As autumn approaches, San Miguel de Allende, brightens with marigolds, papel picado, music, and altars as locals and visitors come together to honor family members who have passed. Día de los Muertos is a creative and communal festival: a week of public altars, candlelit cemeteries, theatrical performances, and larger-than-life Catrina figures that celebrate life through remembrance and ritual.

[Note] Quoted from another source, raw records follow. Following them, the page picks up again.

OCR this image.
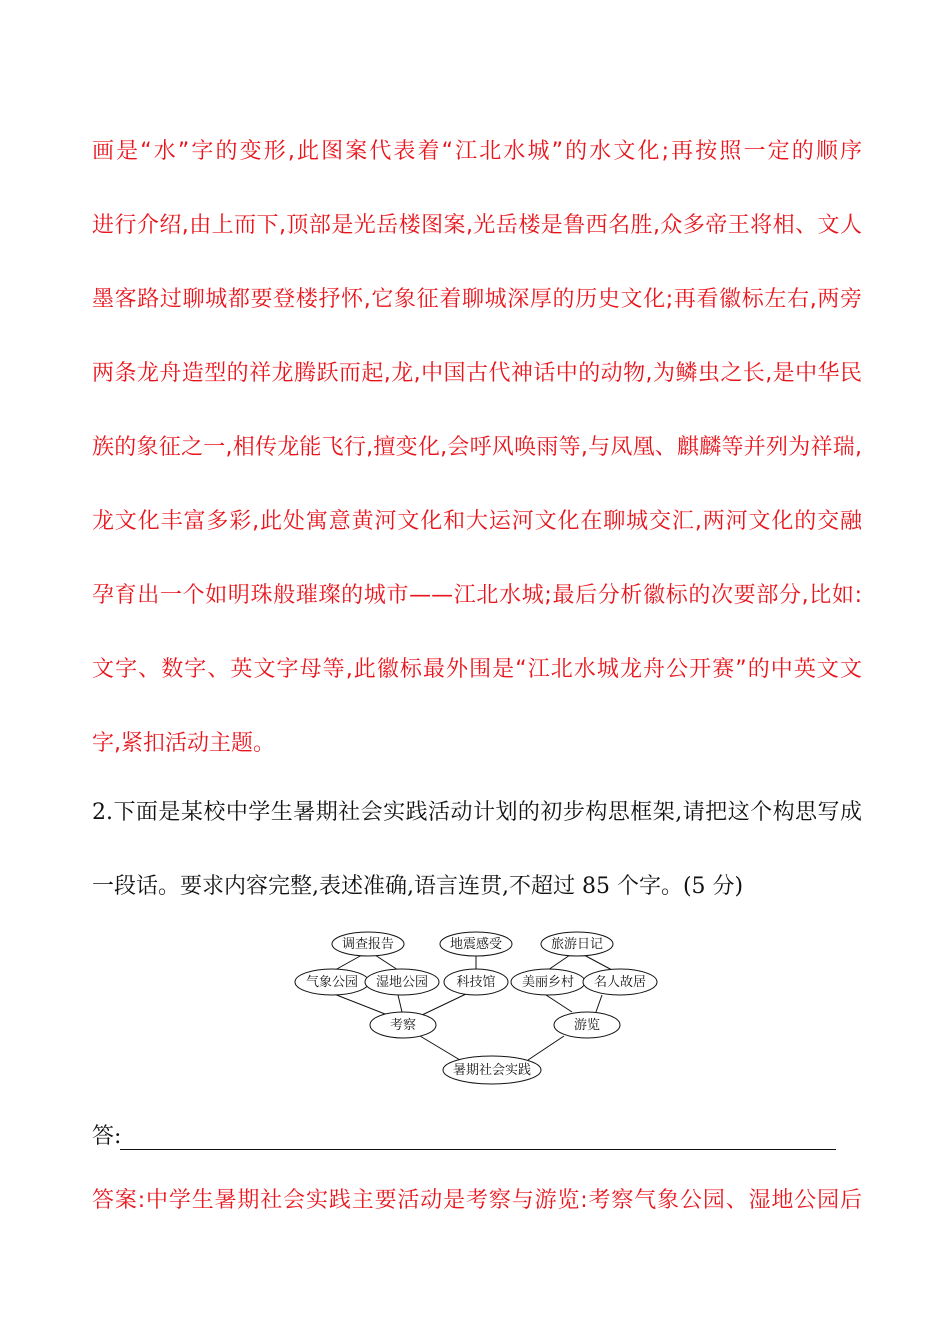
画是“水”字的变形,此图案代表着“江北水城”的水文化;再按照一定的顺序
进行介绍,由上而下,顶部是光岳楼图案,光岳楼是鲁西名胜,众多帝王将相、文人
墨客路过聊城都要登楼抒怀,它象征着聊城深厚的历史文化;再看徽标左右,两旁
两条龙舟造型的祥龙腾跃而起,龙,中国古代神话中的动物,为鳞虫之长,是中华民
族的象征之一,相传龙能飞行,擅变化,会呼风唤雨等,与凤凰、麒麟等并列为祥瑞,
龙文化丰富多彩,此处寓意黄河文化和大运河文化在聊城交汇,两河文化的交融
孕育出一个如明珠般璀璨的城市——江北水城;最后分析徽标的次要部分,比如:
文字、数字、英文字母等,此徽标最外围是“江北水城龙舟公开赛”的中英文文
字,紧扣活动主题。
2.下面是某校中学生暑期社会实践活动计划的初步构思框架,请把这个构思写成
一段话。要求内容完整,表述准确,语言连贯,不超过 85 个字。(5 分)
调查报告	地震感受	旅游日记
气象公园 湿地公园 科技馆 美丽乡村 名人故居
考察	游览
暑期社会实践
答:
答案:中学生暑期社会实践主要活动是考察与游览:考察气象公园、湿地公园后
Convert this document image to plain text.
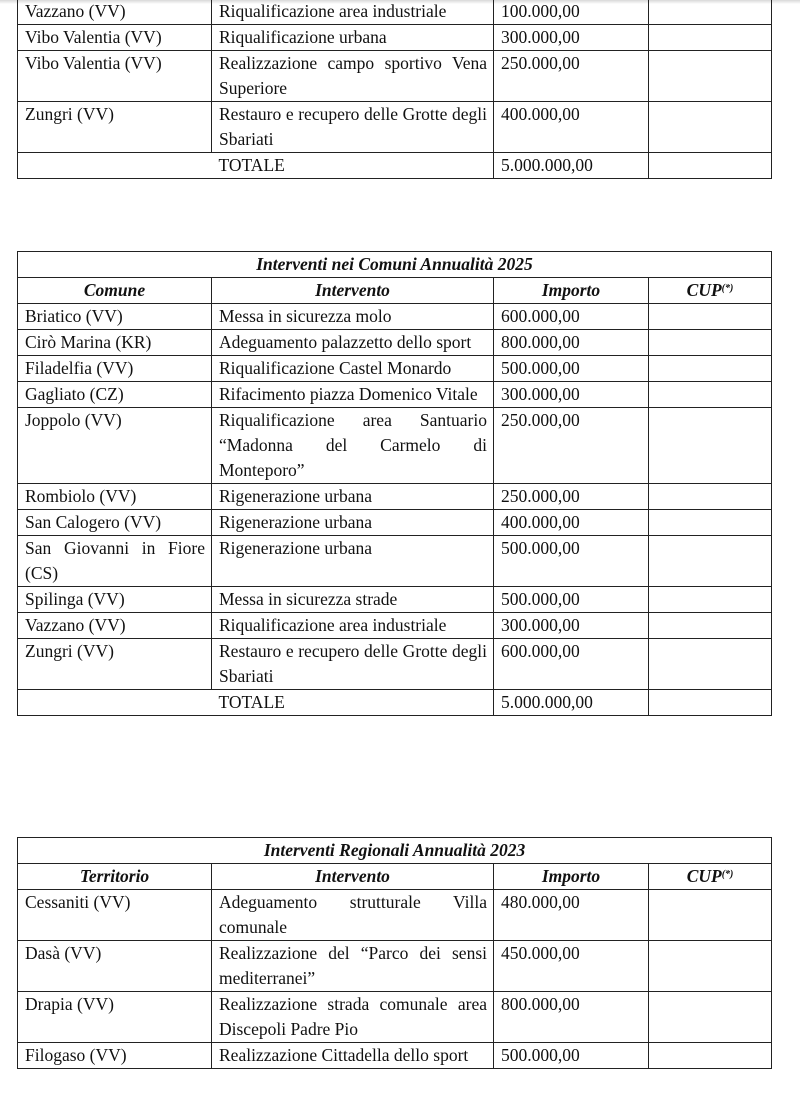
Vazzano (VV)	Riqualificazione area industriale	100.000,00	
Vibo Valentia (VV)	Riqualificazione urbana	300.000,00	
Vibo Valentia (VV)	Realizzazione campo sportivo Vena Superiore	250.000,00	
Zungri (VV)	Restauro e recupero delle Grotte degli Sbariati	400.000,00	
	TOTALE	5.000.000,00	
Interventi nei Comuni Annualità 2025			
Comune	Intervento	Importo	CUP(*)
Briatico (VV)	Messa in sicurezza molo	600.000,00	
Cirò Marina (KR)	Adeguamento palazzetto dello sport	800.000,00	
Filadelfia (VV)	Riqualificazione Castel Monardo	500.000,00	
Gagliato (CZ)	Rifacimento piazza Domenico Vitale	300.000,00	
Joppolo (VV)	Riqualificazione area Santuario “Madonna del Carmelo di Monteporo”	250.000,00	
Rombiolo (VV)	Rigenerazione urbana	250.000,00	
San Calogero (VV)	Rigenerazione urbana	400.000,00	
San Giovanni in Fiore (CS)	Rigenerazione urbana	500.000,00	
Spilinga (VV)	Messa in sicurezza strade	500.000,00	
Vazzano (VV)	Riqualificazione area industriale	300.000,00	
Zungri (VV)	Restauro e recupero delle Grotte degli Sbariati	600.000,00	
	TOTALE	5.000.000,00	
Interventi Regionali Annualità 2023			
Territorio	Intervento	Importo	CUP(*)
Cessaniti (VV)	Adeguamento strutturale Villa comunale	480.000,00	
Dasà (VV)	Realizzazione del “Parco dei sensi mediterranei”	450.000,00	
Drapia (VV)	Realizzazione strada comunale area Discepoli Padre Pio	800.000,00	
Filogaso (VV)	Realizzazione Cittadella dello sport	500.000,00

Roots and meaning: where the festival comes from
Día de los Muertos is a tradition with deep pre-Hispanic roots and Catholic practices. Indigenous Mesoamerican peoples (including the Aztec and other civilizations) held rituals that honored the dead for millennia; after Spanish colonization these customs merged with Christian observances such as All Saints’ and All Souls’ Days, creating the modern holiday observed on October 31–November 2.
An altar in Oaxaca
How San Miguel does Día de los Muertos
San Miguel’s celebrations are a mixture of honor and celebration. Public ofrendas (altars) appear in plazas, galleries, and churches; families clean and decorate grave sites with cempasúchil (marigolds), candles, food, photos, and personal objects; and cultural institutions offer plays, concerts, dance and folkloric events. The city’s artistic community often contributes contemporary altar designs, sand-and-flower carpets (tapetes), giant papier-mâché sculptures, and a vivid parade of Catrinas — all of which turn the historic center into a colorful array of remembrance. You can expect to see a mix of community rituals (morning Masses or processions, cemetery vigils) and public arts programming in the evenings.
Why San Miguel’s celebration matters
San Miguel’s version of Día de los Muertos highlights how living communities adapt ancient rituals into modern public life: a family practice, a civic festival, and an artistic showcase. The city’s creative energy helps keep the tradition contemporary and visible while local families maintain the core purpose — to remember loved ones and to celebrate the continuity between life and death.